# Seattle Wa area pigeon wanted



## Susanhilliard (Apr 22, 2013)

I have a feral pigeon with a broken wing that I took into my parrot aviary a couple years ago. He is doing well but I think he'd like pigeon company. He displays for the parrots but they are not interested in anything he does. I'd like to find a hen who is also flightless to keep him company. Does anyone have such a hen? 
Thanks,
Susan


----------



## spirit wings (Mar 29, 2008)

please check back, Iam sure there is the perfect hen out there for you. there are a few members here who have connections with rehabbers and foster care siturations.


----------



## elenofseattle (Aug 18, 2013)

*I have juvenile pigeon*

I don't know if it is a hen, he is healthy,I had him for two days,but I need to find him home, since I have cats.
Please call 206-669-4714
Thank you.


----------



## Jay3 (May 4, 2008)

Pigeons shouldn't be housed with parrots. The parrots can and have taken the beak off a pigeon, who has no defense against a parrot.
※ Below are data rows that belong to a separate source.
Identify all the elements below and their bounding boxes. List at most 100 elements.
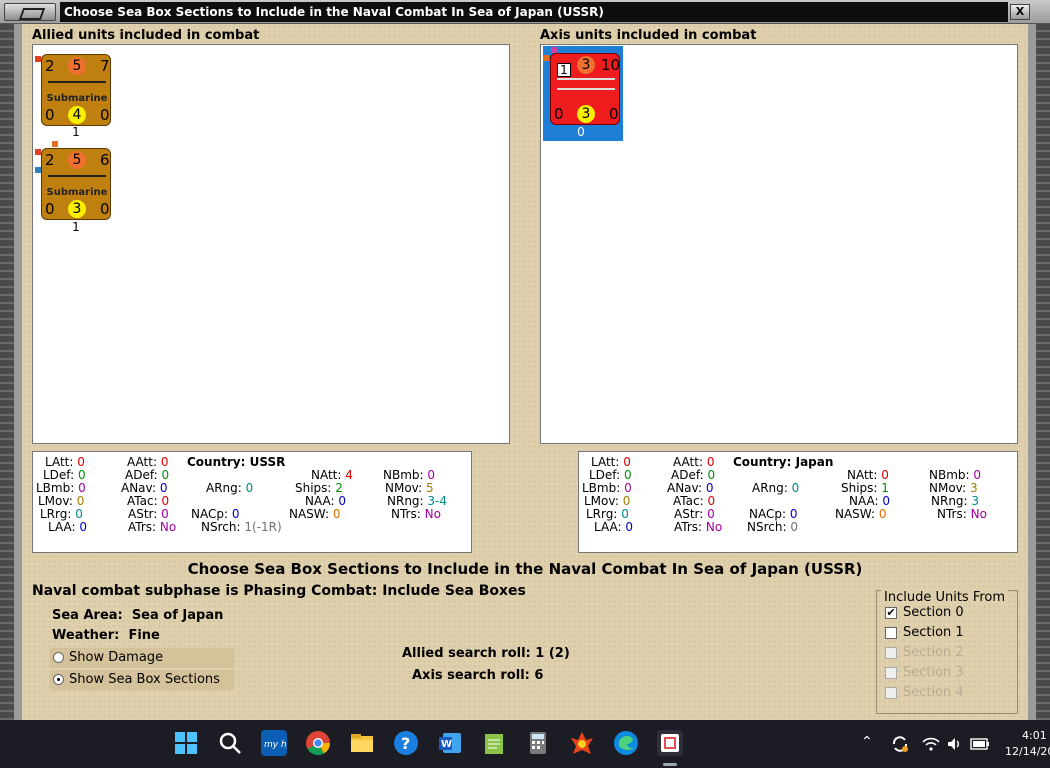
svg-text:?: ? [401,734,410,753]
unit-stat: 0 [45,200,55,218]
stat-aatt: AAtt: 0 [127,455,169,469]
clock-time[interactable]: 4:01 [1022,729,1047,742]
stat-lmov: LMov: 0 [38,494,85,508]
submarine-icon [48,175,106,177]
chevron-up-icon[interactable]: ⌃ [861,734,873,750]
unit-stat: 0 [554,105,564,123]
stat-lbmb: LBmb: 0 [36,481,86,495]
search-icon[interactable] [217,730,243,756]
stat-lrrg: LRrg: 0 [40,507,83,521]
snipping-tool-icon[interactable] [657,730,683,756]
word-icon[interactable]: W [437,730,463,756]
stat-ldef: LDef: 0 [589,468,632,482]
stat-aatt: AAtt: 0 [673,455,715,469]
stat-ships: Ships: 2 [295,481,343,495]
stat-naa: NAA: 0 [849,494,891,508]
checkbox[interactable]: ✔ [885,607,897,619]
unit-defense: 3 [577,56,595,74]
allied-units-label: Allied units included in combat [32,28,260,43]
game-icon[interactable] [569,730,595,756]
help-icon[interactable]: ? [393,730,419,756]
section-label: Section 2 [903,645,964,660]
show-damage-option[interactable]: Show Damage [50,648,234,668]
unit-marker [52,141,58,147]
axis-stats-panel: LAtt: 0 AAtt: 0 Country: Japan LDef: 0 A… [578,451,1018,553]
clock-date[interactable]: 12/14/20 [1005,745,1050,758]
section-label: Section 0 [903,605,964,620]
axis-units-list[interactable]: 1 3 10 0 3 0 0 [540,44,1018,444]
stat-country: Country: Japan [733,455,834,469]
unit-stat: 0 [45,106,55,124]
svg-text:W: W [441,739,452,750]
show-damage-radio[interactable] [53,652,64,663]
dialog-heading: Choose Sea Box Sections to Include in th… [187,560,863,578]
weather-info: Weather: Fine [52,628,160,643]
unit-movement: 10 [601,56,621,74]
unit-count: 1 [72,125,80,139]
show-sections-option[interactable]: Show Sea Box Sections [50,670,234,690]
stat-laa: LAA: 0 [594,520,633,534]
stat-nbmb: NBmb: 0 [929,468,982,482]
allied-unit-counter[interactable]: 2 5 6 Submarine 0 3 0 [41,148,111,220]
close-button[interactable]: X [1010,4,1030,20]
section-label: Section 4 [903,685,964,700]
title-bar: Choose Sea Box Sections to Include in th… [0,0,1050,24]
sea-area-info: Sea Area: Sea of Japan [52,608,224,623]
stat-nasw: NASW: 0 [835,507,887,521]
dialog-body: Allied units included in combat 2 5 7 Su… [22,24,1028,720]
battleship-icon [557,88,615,90]
unit-count: 0 [577,125,585,139]
window-title: Choose Sea Box Sections to Include in th… [60,2,1008,22]
allied-unit-counter[interactable]: 2 5 7 Submarine 0 4 0 [41,54,111,126]
unit-stat: 0 [609,105,619,123]
battery-icon[interactable] [970,737,990,754]
stat-lbmb: LBmb: 0 [582,481,632,495]
stat-nacp: NACp: 0 [749,507,798,521]
chrome-icon[interactable] [305,730,331,756]
stat-latt: LAtt: 0 [591,455,631,469]
system-menu-button[interactable] [4,3,56,21]
show-sections-label: Show Sea Box Sections [69,672,220,687]
checkbox[interactable] [885,627,897,639]
stat-nrng: NRng: 3 [931,494,980,508]
axis-unit-counter[interactable]: 1 3 10 0 3 0 [550,53,620,125]
stat-ntrs: NTrs: No [937,507,987,521]
calculator-icon[interactable] [525,730,551,756]
checkbox [885,647,897,659]
unit-stat: 4 [68,106,86,124]
axis-search-roll: Axis search roll: 6 [412,668,544,683]
file-explorer-icon[interactable] [349,730,375,756]
unit-defense: 5 [68,57,86,75]
allied-search-roll: Allied search roll: 1 (2) [402,646,570,661]
stat-lmov: LMov: 0 [584,494,631,508]
stat-natt: NAtt: 4 [311,468,353,482]
stat-nmov: NMov: 3 [929,481,978,495]
unit-attack: 2 [45,151,55,169]
checkbox [885,667,897,679]
myhp-icon[interactable]: my hp [261,730,293,756]
unit-type: Submarine [46,187,108,198]
unit-type: Submarine [46,93,108,104]
wifi-icon[interactable] [922,736,940,755]
unit-attack: 2 [45,57,55,75]
stat-nasw: NASW: 0 [289,507,341,521]
volume-icon[interactable] [946,736,964,755]
stat-astr: AStr: 0 [128,507,169,521]
unit-badge: 1 [557,63,571,77]
unit-stat: 0 [100,200,110,218]
submarine-icon [48,81,106,83]
unit-defense: 5 [68,151,86,169]
show-sections-radio[interactable] [53,674,64,685]
notepad-icon[interactable] [481,730,507,756]
checkbox [885,687,897,699]
axis-units-label: Axis units included in combat [540,28,757,43]
windows-start-icon[interactable] [173,730,199,756]
allied-units-list[interactable]: 2 5 7 Submarine 0 4 0 1 2 5 6 Submarine … [32,44,510,444]
section-label: Section 1 [903,625,964,640]
stat-natt: NAtt: 0 [847,468,889,482]
show-damage-label: Show Damage [69,650,164,665]
include-units-title: Include Units From [881,590,1009,605]
edge-icon[interactable] [613,730,639,756]
sync-icon[interactable] [890,734,910,757]
stat-atac: ATac: 0 [673,494,716,508]
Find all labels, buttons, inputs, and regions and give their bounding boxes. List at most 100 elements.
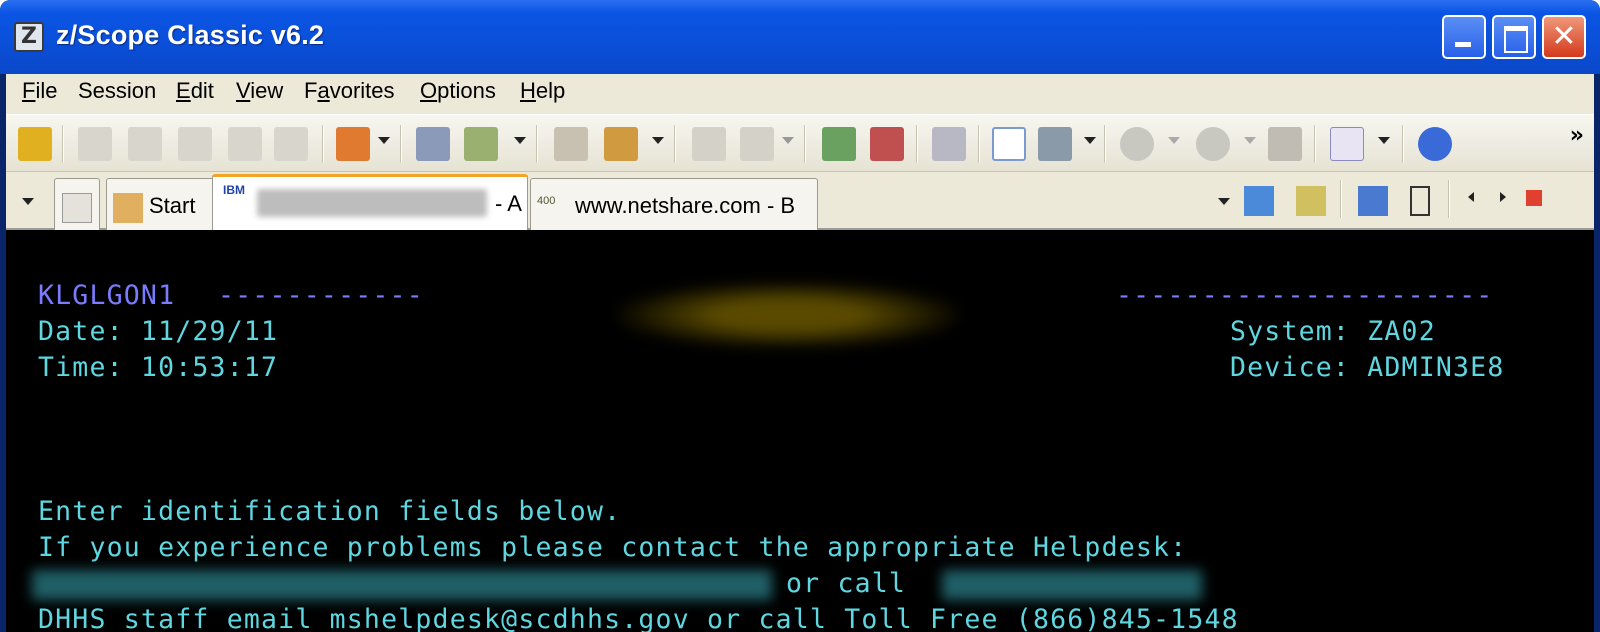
redacted-helpdesk-phone [942, 570, 1202, 600]
time-line: Time: 10:53:17 [38, 352, 279, 383]
toolbar-separator [1314, 125, 1316, 163]
scroll-left-icon[interactable] [1468, 192, 1474, 202]
tab-overview[interactable] [54, 178, 100, 230]
undo-icon[interactable] [228, 127, 262, 161]
system-line: System: ZA02 [1230, 316, 1436, 347]
swap-icon[interactable] [1244, 186, 1274, 216]
chevron-down-icon[interactable] [1218, 198, 1230, 205]
scroll-right-icon[interactable] [1500, 192, 1506, 202]
ibm-icon: IBM [223, 183, 245, 197]
application-window: Z z/Scope Classic v6.2 ✕ File Session Ed… [0, 0, 1600, 632]
tab-session-b-label: www.netshare.com - B [575, 193, 796, 218]
redacted-helpdesk-name [32, 570, 772, 600]
toolbar-separator [536, 125, 538, 163]
instruction-line-1: Enter identification fields below. [38, 496, 622, 527]
header-dashes-left: ------------ [218, 280, 424, 311]
toolbar-separator [400, 125, 402, 163]
minimize-icon [1444, 17, 1484, 57]
layout-icon[interactable] [336, 127, 370, 161]
printer-icon[interactable] [932, 127, 966, 161]
chevron-down-icon[interactable] [1378, 137, 1390, 144]
paste-icon[interactable] [178, 127, 212, 161]
menu-options[interactable]: Options [420, 78, 496, 104]
tab-session-a[interactable]: IBM - A [212, 174, 528, 230]
toolbar-separator [1104, 125, 1106, 163]
grid-icon [62, 193, 92, 223]
close-button[interactable]: ✕ [1542, 15, 1586, 59]
toolbar-separator [804, 125, 806, 163]
chevron-down-icon[interactable] [652, 137, 664, 144]
app-icon[interactable]: Z [14, 22, 44, 52]
list-icon[interactable] [1330, 127, 1364, 161]
tab-start[interactable]: Start [106, 178, 214, 230]
tab-list-dropdown-icon[interactable] [22, 198, 34, 205]
menu-help[interactable]: Help [520, 78, 565, 104]
title-bar[interactable]: Z z/Scope Classic v6.2 ✕ [0, 0, 1600, 74]
menu-favorites[interactable]: Favorites [304, 78, 395, 104]
connect-icon[interactable] [18, 127, 52, 161]
terminal-screen[interactable]: KLGLGON1 ------------ ------------------… [6, 230, 1594, 632]
home-icon [113, 193, 143, 223]
print-screen-icon[interactable] [416, 127, 450, 161]
window-icon[interactable] [992, 127, 1026, 161]
menu-file[interactable]: File [22, 78, 57, 104]
maximize-icon [1494, 17, 1534, 57]
download-icon[interactable] [870, 127, 904, 161]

I hope they aren't allowed out together.


----------



## Charis (Feb 11, 2007)

elenofseattle said:


> I don't know if it is a hen, he is healthy,I had him for two days,but I need to find him home, since I have cats.
> Please call 206-669-4714
> Thank you.


Elen...is the pigeon eating on his own?


----------



## Charis (Feb 11, 2007)

I just sent your number to a friend of mine in Seattle.


----------